Hermoso y Precioso se vieron las patas (aún enguantadas por seda) y sacudieron
sus melenas con expresiones sobradas.
—Solo denle un poco de tiempo, y posiblemente se disculpe con ustedes. Mientras
tanto, no lo hagamos sentir más miserable de lo que ya es.
—Los brutos como él no poseen la cualidad de arrepentirse.
—Debe estar celoso de nosotros…
—Ya, ya —los tranquilizó—. Ahí llegan.
—¡No quiero que se siente junto a nosotros!
—Sí, dile que se siente del otro lado de la manta.

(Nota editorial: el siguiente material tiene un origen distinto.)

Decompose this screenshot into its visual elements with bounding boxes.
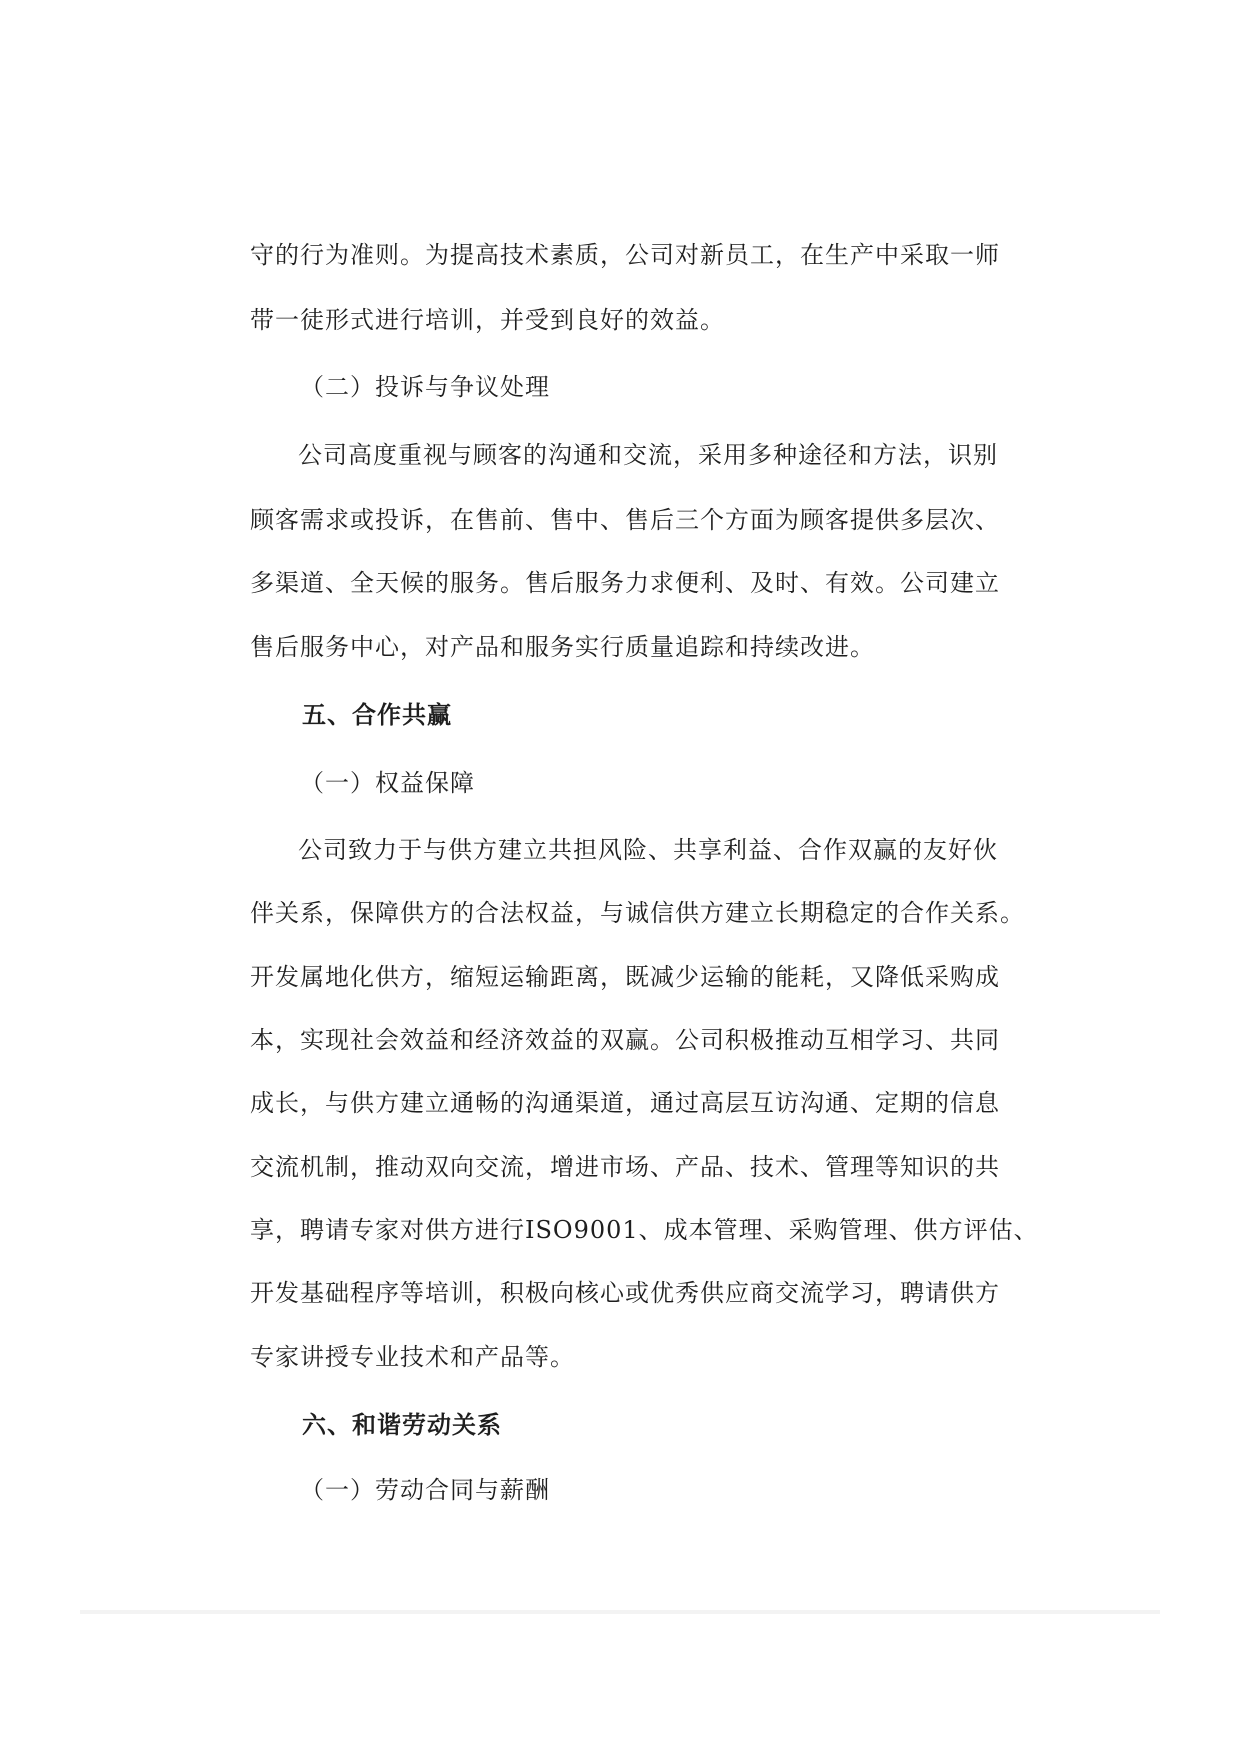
paragraph-line: 享，聘请专家对供方进行ISO9001、成本管理、采购管理、供方评估、 [250,1215,1039,1245]
heading-harmonious-labor-relations: 六、和谐劳动关系 [302,1410,502,1440]
document-page: 守的行为准则。为提高技术素质，公司对新员工，在生产中采取一师 带一徒形式进行培训… [0,0,1241,1754]
paragraph-line: 交流机制，推动双向交流，增进市场、产品、技术、管理等知识的共 [250,1152,1000,1182]
subheading-complaint-handling: （二）投诉与争议处理 [300,372,550,402]
paragraph-line: 成长，与供方建立通畅的沟通渠道，通过高层互访沟通、定期的信息 [250,1088,1000,1118]
paragraph-line: 专家讲授专业技术和产品等。 [250,1342,575,1372]
paragraph-line: 售后服务中心，对产品和服务实行质量追踪和持续改进。 [250,632,875,662]
paragraph-line: 本，实现社会效益和经济效益的双赢。公司积极推动互相学习、共同 [250,1025,1000,1055]
paragraph-line: 伴关系，保障供方的合法权益，与诚信供方建立长期稳定的合作关系。 [250,898,1025,928]
scan-shadow-line [80,1610,1160,1614]
paragraph-line: 公司高度重视与顾客的沟通和交流，采用多种途径和方法，识别 [298,440,998,470]
paragraph-line: 顾客需求或投诉，在售前、售中、售后三个方面为顾客提供多层次、 [250,505,1000,535]
subheading-labor-contract-salary: （一）劳动合同与薪酬 [300,1475,550,1505]
paragraph-line: 开发属地化供方，缩短运输距离，既减少运输的能耗，又降低采购成 [250,962,1000,992]
paragraph-line: 带一徒形式进行培训，并受到良好的效益。 [250,305,725,335]
subheading-rights-protection: （一）权益保障 [300,768,475,798]
paragraph-line: 开发基础程序等培训，积极向核心或优秀供应商交流学习，聘请供方 [250,1278,1000,1308]
paragraph-line: 多渠道、全天候的服务。售后服务力求便利、及时、有效。公司建立 [250,568,1000,598]
heading-cooperation-win-win: 五、合作共赢 [302,700,452,730]
paragraph-line: 公司致力于与供方建立共担风险、共享利益、合作双赢的友好伙 [298,835,998,865]
paragraph-line: 守的行为准则。为提高技术素质，公司对新员工，在生产中采取一师 [250,240,1000,270]
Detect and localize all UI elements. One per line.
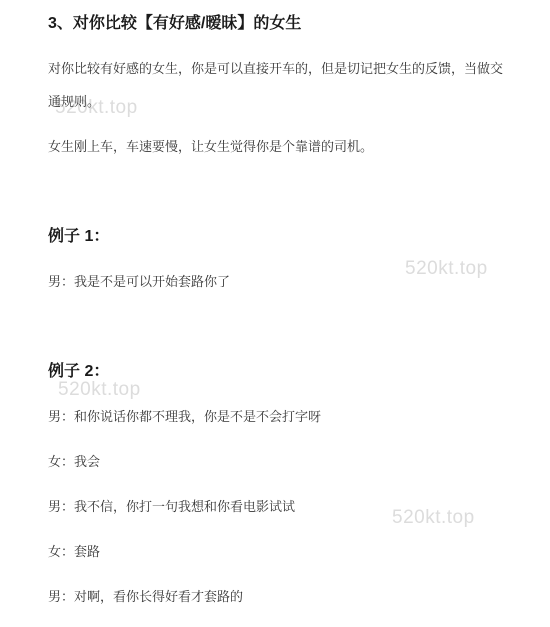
blank-line xyxy=(48,175,506,208)
article-page: 520kt.top 520kt.top 520kt.top 520kt.top … xyxy=(0,0,550,627)
dialogue-line: 女：套路 xyxy=(48,535,506,568)
example-1-heading: 例子 1： xyxy=(48,220,506,253)
blank-line xyxy=(48,310,506,343)
article-content: 3、对你比较【有好感/暧昧】的女生 对你比较有好感的女生，你是可以直接开车的，但… xyxy=(0,0,550,613)
intro-paragraph: 女生刚上车，车速要慢，让女生觉得你是个靠谱的司机。 xyxy=(48,130,506,163)
intro-paragraph: 对你比较有好感的女生，你是可以直接开车的，但是切记把女生的反馈，当做交通规则。 xyxy=(48,52,506,118)
dialogue-line: 男：和你说话你都不理我，你是不是不会打字呀 xyxy=(48,400,506,433)
dialogue-line: 女：我会 xyxy=(48,445,506,478)
dialogue-line: 男：对啊，看你长得好看才套路的 xyxy=(48,580,506,613)
section-heading: 3、对你比较【有好感/暧昧】的女生 xyxy=(48,7,506,40)
dialogue-line: 男：我不信，你打一句我想和你看电影试试 xyxy=(48,490,506,523)
dialogue-line: 男：我是不是可以开始套路你了 xyxy=(48,265,506,298)
example-2-heading: 例子 2： xyxy=(48,355,506,388)
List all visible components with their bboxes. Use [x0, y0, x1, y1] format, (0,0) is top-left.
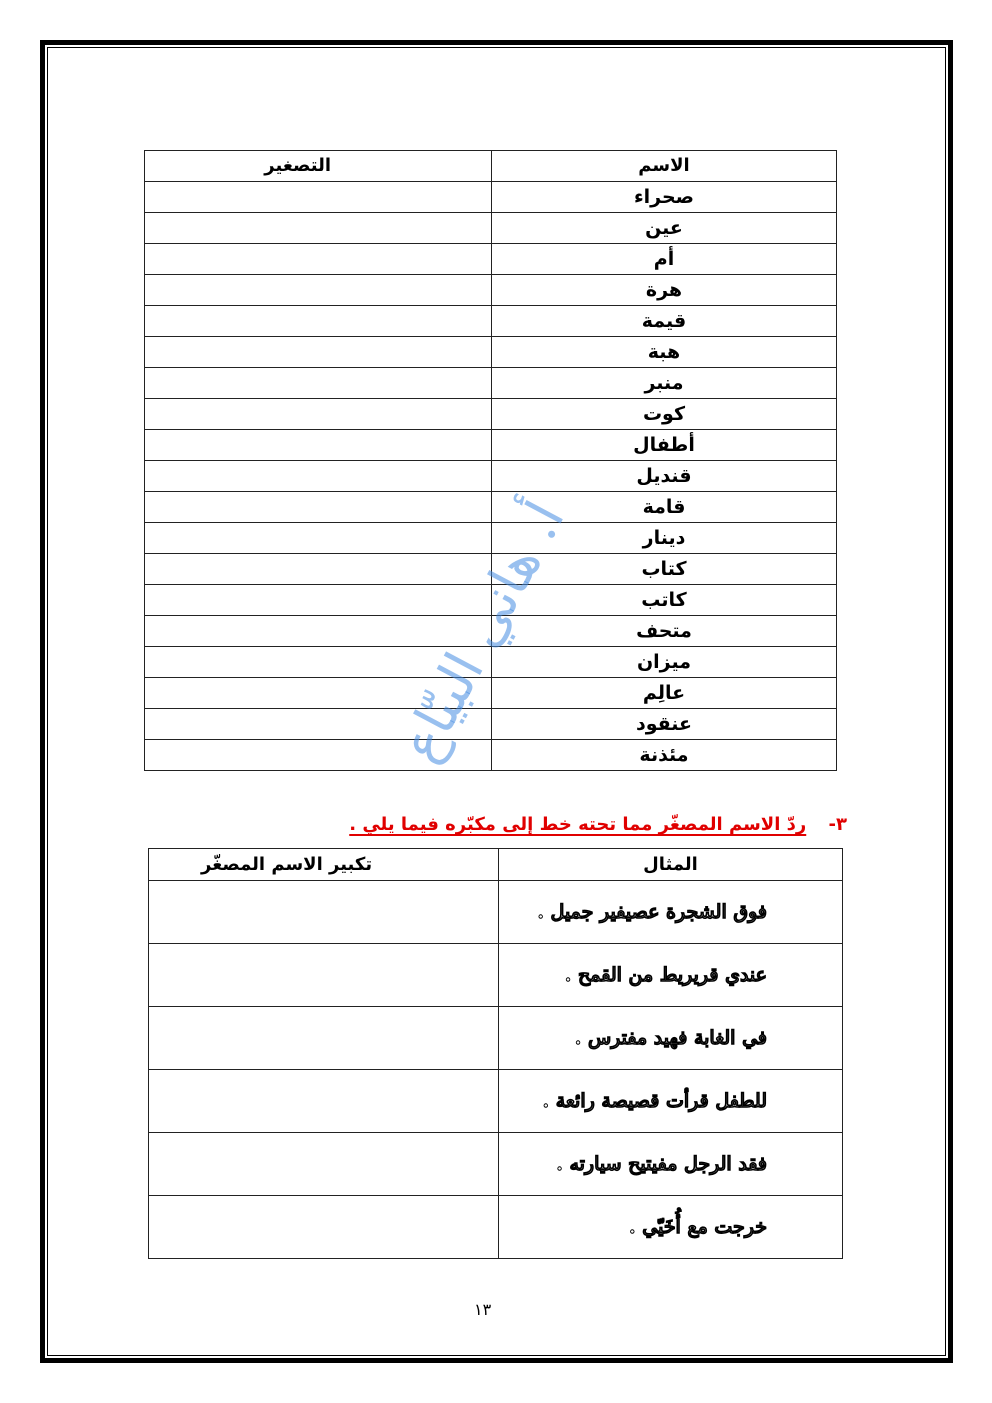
table-row: خرجت مع أُخَيّي .	[149, 1196, 843, 1259]
diminutive-answer-cell[interactable]	[145, 492, 492, 523]
name-cell: كوت	[492, 399, 837, 430]
table-row: كاتب	[145, 585, 837, 616]
example-cell: فوق الشجرة عصيفير جميل .	[499, 881, 843, 944]
table-row: كوت	[145, 399, 837, 430]
table-row: هرة	[145, 275, 837, 306]
name-cell: قنديل	[492, 461, 837, 492]
table-row: أم	[145, 244, 837, 275]
table-row: صحراء	[145, 182, 837, 213]
enlarge-answer-cell[interactable]	[149, 1007, 499, 1070]
name-cell: قيمة	[492, 306, 837, 337]
table-row: أطفال	[145, 430, 837, 461]
enlarge-answer-cell[interactable]	[149, 1070, 499, 1133]
table-row: عنقود	[145, 709, 837, 740]
enlarge-answer-cell[interactable]	[149, 1196, 499, 1259]
table-row: دينار	[145, 523, 837, 554]
name-cell: ميزان	[492, 647, 837, 678]
diminutive-answer-cell[interactable]	[145, 182, 492, 213]
diminutive-table: الاسم التصغير صحراءعينأمهرةقيمةهبةمنبركو…	[144, 150, 837, 771]
table-row: مئذنة	[145, 740, 837, 771]
name-cell: منبر	[492, 368, 837, 399]
name-cell: هرة	[492, 275, 837, 306]
name-cell: أطفال	[492, 430, 837, 461]
diminutive-answer-cell[interactable]	[145, 647, 492, 678]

Tras Panék, aparecían Pisis y Tepemkau, quienes, recordando cada palabra que les
había inculcado su padre sobre los buenos modales y la educación que debe tenerse
especialmente en la mesa ajena, se sentaron, en armonía, a los lados de la manta de
cuadros, con las piernas cruzadas. Knaach y Hathor, quien todavía estaba montado
sobre el león, llegaron un poco después, y, tal como se lo habían pedido Hermoso y
Precioso, Kann lo ubicó a él y al niño del lado opuesto de la manta donde estaban
ellos. Todo estaba servido sobre unos sendos platos aplanados. Las galletas, de
diferentes colores y variadas formas, tenían un aspecto delicioso.
—Bueno, ya podemos empezar a comer.
Tepemkau y Hathor fueron los primeros en echar mano y llevarse unas galletas a
la boca, los sonidos guturales de los dos niños, indicando que los bocados estaban
sabrosos, no se hicieron esperar.
—Veo que les agradan las galletas —observó Kann—. Me alegra mucho, porque
las horneó Hermoso. Aquella última palabra había hecho que Knaach, quien estaba a
punto de tomar una, se detuviera, quitara su pata, y, de forma tozuda y con el ceño
fruncido, girara la cabeza hacia la derecha.